A searing new voice in ‘sunburnt noir’, a creepy mystery in the Highlands, and a riveting kidnap tale
  
  

Australia’s forbidding bush country is proving fertile terrain for crime writers.
Australia’s bush country is fertile terrain for crime writers. Photograph: John White Photos/Getty Images

The Australian newspaper dubbed it “sunburnt noir” or “Southern Cross crime” back in July – a tentative label for the swell of excellent crime writing coming out of Australia these days, by authors such as Jane Harper and Emma Viskic.

Chris Hammer’s extremely accomplished debut novel, Scrublands (Wildfire), adds another voice to the trend. Set in the blistering heat of a remote Australian town ravaged by drought and threatened by bushfires, this is a complex, meaty, intelligent mystery.

Martin Scarsden is a journalist with PTSD who is sent by his editor to Riversend (population 800). A year earlier, the town’s charismatic young priest inexplicably shot dead five members of his congregation, before he was killed himself. Martin is writing a “one year on” piece, but soon finds himself drawn into the mystery of why Byron Swift summarily executed these five men in this town as “hot as Hades”.

Hammer’s writing is so evocative the heat practically rises off the pages of Scrublands; a scene where the town’s men fight a bushfire is brought to life in terrifying style. He gives his story deliciously noirish overtones, from the gorgeous bookseller with “troubled green eyes” named Mandalay Blonde (“Everyone calls me Mandy”), to the gloriously named local drunk, Harley Snouch, and the Black Dog Motel. Plagued by nightmares and insomnia, “somehow, in this dried-out town, [Martin] can feel his blood beginning to course once again”.

From devastating heat to snow: in Lucy Foley’s The Hunting Party (Harper Collins) a group of old friends from university travel to an exclusive lodge in the remote Scottish Highlands for New Year. We know from the start that this reunion isn’t going to go well. By 2 January, a body has been found and a huge snowstorm means the party can’t leave the property. Foley goes on to carefully, slyly circle the truth, moving her narrative back and forth between the discovery of the murder and the friends’ arrival in the lodge. They might have known each other for years, but “even as they laughed and jostled and teased one another, I could sense something underneath it – something off”, the lodge’s manager, Heather, tells us.

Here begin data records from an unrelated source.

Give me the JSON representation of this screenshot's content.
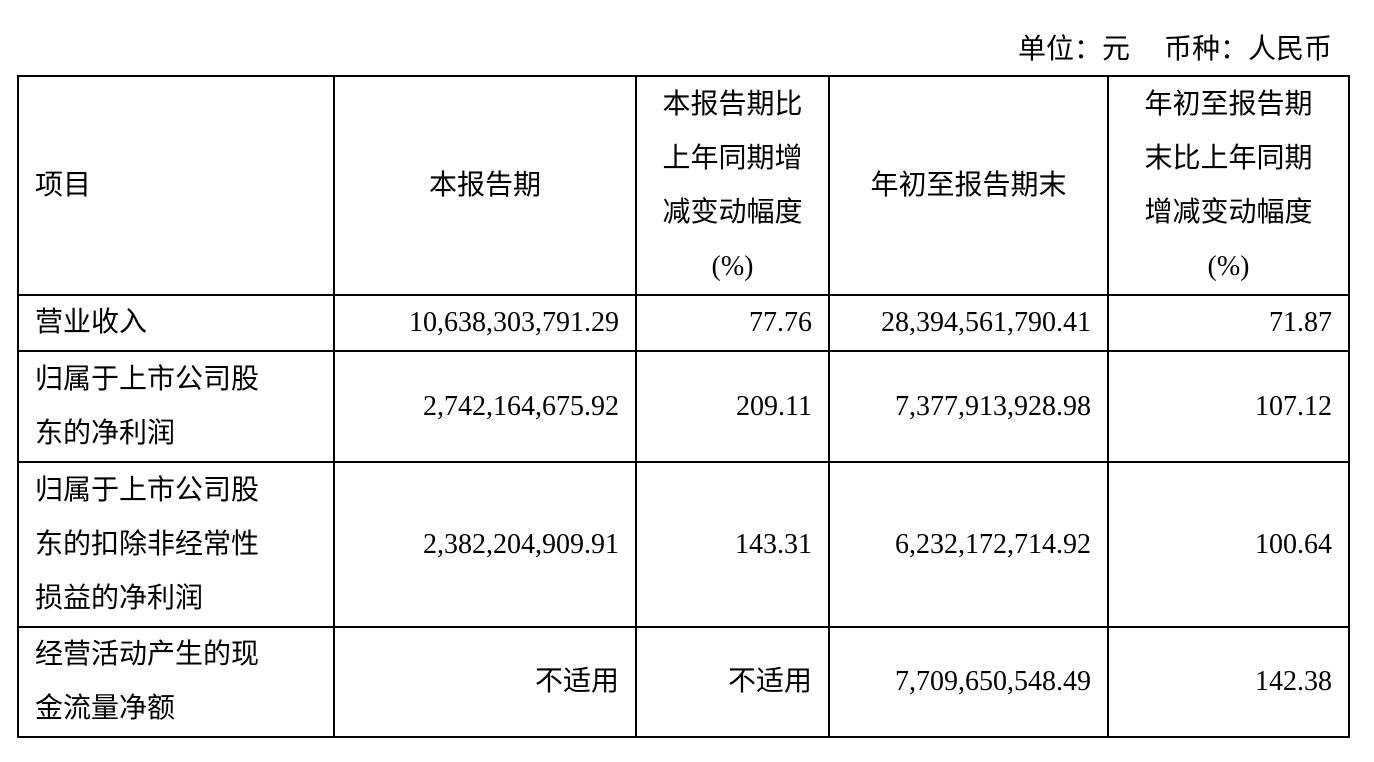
{
  "unit_line": {
    "unit": "单位：元",
    "currency": "币种：人民币"
  },
  "table": {
    "columns": [
      [
        "项目"
      ],
      [
        "本报告期"
      ],
      [
        "本报告期比",
        "上年同期增",
        "减变动幅度",
        "(%)"
      ],
      [
        "年初至报告期末"
      ],
      [
        "年初至报告期",
        "末比上年同期",
        "增减变动幅度",
        "(%)"
      ]
    ],
    "rows": [
      [
        [
          "营业收入"
        ],
        "10,638,303,791.29",
        "77.76",
        "28,394,561,790.41",
        "71.87"
      ],
      [
        [
          "归属于上市公司股",
          "东的净利润"
        ],
        "2,742,164,675.92",
        "209.11",
        "7,377,913,928.98",
        "107.12"
      ],
      [
        [
          "归属于上市公司股",
          "东的扣除非经常性",
          "损益的净利润"
        ],
        "2,382,204,909.91",
        "143.31",
        "6,232,172,714.92",
        "100.64"
      ],
      [
        [
          "经营活动产生的现",
          "金流量净额"
        ],
        "不适用",
        "不适用",
        "7,709,650,548.49",
        "142.38"
      ]
    ]
  }
}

Moving between characters – the attractive one; the successful plain one; the newcomer to the group – it quickly becomes clear that there is a lot these old friends are hiding from each other.

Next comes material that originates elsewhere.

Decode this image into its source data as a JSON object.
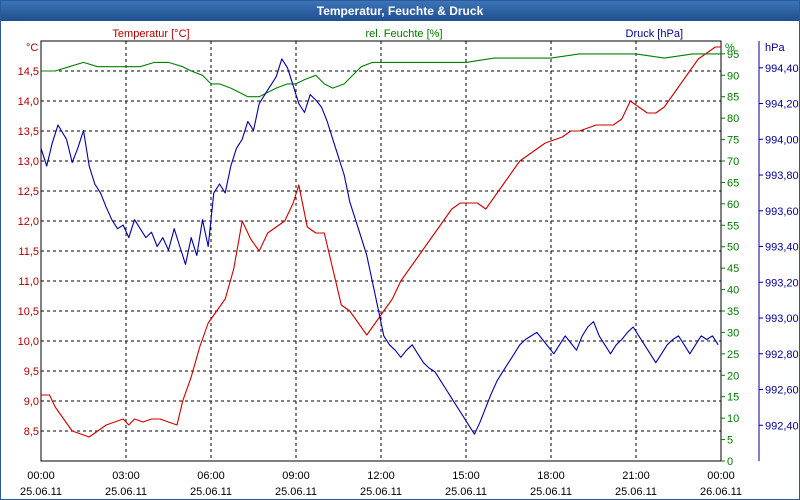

Foley excels at the small details that make up a person. Beautiful, vain, life-and-soul-of-the-party Miranda is skewered by her best friend Katie, who reveals her as someone who will turn up with a fake tan and “say something like, ‘Oh yes, I spent a lot of time in the sun recently – I tan so easily’ and abruptly change the subject”.

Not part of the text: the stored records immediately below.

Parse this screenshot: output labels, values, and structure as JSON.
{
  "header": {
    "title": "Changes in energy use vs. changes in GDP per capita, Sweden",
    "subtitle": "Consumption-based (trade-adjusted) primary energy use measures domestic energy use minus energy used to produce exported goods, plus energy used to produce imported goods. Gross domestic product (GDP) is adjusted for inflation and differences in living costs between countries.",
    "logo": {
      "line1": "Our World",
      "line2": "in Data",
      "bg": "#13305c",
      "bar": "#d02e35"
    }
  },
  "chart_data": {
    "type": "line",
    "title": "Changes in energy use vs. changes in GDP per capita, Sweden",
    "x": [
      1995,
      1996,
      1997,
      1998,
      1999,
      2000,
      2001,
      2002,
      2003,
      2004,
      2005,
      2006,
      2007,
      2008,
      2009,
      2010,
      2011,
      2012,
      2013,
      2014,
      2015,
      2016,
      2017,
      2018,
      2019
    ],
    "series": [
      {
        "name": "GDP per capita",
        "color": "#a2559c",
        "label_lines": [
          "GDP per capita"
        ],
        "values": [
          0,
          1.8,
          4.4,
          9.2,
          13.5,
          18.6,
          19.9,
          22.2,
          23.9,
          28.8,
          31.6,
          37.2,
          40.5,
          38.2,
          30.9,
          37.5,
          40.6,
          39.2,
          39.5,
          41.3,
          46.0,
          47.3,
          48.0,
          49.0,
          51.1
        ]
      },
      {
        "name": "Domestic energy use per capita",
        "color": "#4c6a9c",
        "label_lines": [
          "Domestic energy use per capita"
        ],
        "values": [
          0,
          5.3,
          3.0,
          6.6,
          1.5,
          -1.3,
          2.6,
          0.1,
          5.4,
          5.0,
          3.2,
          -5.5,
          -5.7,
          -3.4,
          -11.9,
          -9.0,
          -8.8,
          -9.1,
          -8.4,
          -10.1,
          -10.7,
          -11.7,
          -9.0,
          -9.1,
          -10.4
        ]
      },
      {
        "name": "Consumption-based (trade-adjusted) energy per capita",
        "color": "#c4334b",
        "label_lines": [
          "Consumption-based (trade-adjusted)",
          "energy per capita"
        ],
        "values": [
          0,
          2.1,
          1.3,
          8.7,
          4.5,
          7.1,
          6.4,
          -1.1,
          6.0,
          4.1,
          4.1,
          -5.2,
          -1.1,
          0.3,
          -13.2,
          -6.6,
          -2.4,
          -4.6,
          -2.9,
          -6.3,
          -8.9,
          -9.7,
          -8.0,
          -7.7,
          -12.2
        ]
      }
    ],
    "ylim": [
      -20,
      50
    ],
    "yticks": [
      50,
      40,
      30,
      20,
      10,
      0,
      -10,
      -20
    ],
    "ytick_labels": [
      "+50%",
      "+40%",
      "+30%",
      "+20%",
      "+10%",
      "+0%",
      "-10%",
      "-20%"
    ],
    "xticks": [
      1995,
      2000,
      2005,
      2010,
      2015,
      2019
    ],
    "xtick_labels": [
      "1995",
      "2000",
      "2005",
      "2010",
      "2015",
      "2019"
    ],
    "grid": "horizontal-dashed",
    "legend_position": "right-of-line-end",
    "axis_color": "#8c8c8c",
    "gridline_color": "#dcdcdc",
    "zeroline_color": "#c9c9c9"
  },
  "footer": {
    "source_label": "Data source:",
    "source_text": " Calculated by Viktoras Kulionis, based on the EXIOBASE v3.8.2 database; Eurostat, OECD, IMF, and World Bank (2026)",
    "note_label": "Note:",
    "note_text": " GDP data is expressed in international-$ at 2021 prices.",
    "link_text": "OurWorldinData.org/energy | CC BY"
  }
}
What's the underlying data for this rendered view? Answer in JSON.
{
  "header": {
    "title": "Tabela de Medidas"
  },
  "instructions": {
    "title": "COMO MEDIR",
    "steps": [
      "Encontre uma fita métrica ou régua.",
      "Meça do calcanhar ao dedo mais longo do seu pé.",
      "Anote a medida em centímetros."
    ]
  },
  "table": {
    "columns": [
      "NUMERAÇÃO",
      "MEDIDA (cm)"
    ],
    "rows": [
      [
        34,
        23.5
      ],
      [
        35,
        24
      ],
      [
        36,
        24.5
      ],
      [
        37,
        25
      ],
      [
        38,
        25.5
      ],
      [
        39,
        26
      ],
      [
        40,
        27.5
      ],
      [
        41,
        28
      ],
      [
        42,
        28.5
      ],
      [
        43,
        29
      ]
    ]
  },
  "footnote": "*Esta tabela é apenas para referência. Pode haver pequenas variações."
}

Foley builds the tension cleverly and creepily, underlining the point that old friends aren’t always the best. “I look around at the others. They’re all grinning, but their faces, in the light thrown from the Lodge, look strange, spectral, and their smiles look like snarls,” says Miranda.

Lizzy Barber’s debut My Name Is Anna (Cornerstone) is one of those thrillers in which it is almost impossible not to flick ahead: it’s the story of a little girl who was kidnapped in Florida as a toddler. Fifteen years later, the story flits between her point of view – now the daughter of a Carrie-style religious mother, unable to stop dreaming of a name that isn’t hers – and that of her younger sister, trying to live a normal teenage life in London while a media circus continues to hound her family, and her mother obsesses over her whereabouts, “smothering me with all the excess love she has, enough for three of us, not two”.

Sometimes Barber’s notes of doom are a little overwritten – even tulips have “tight-lipped petals on the verge of spilling their secrets” – but for me, this was a genuine gallop to the denouement.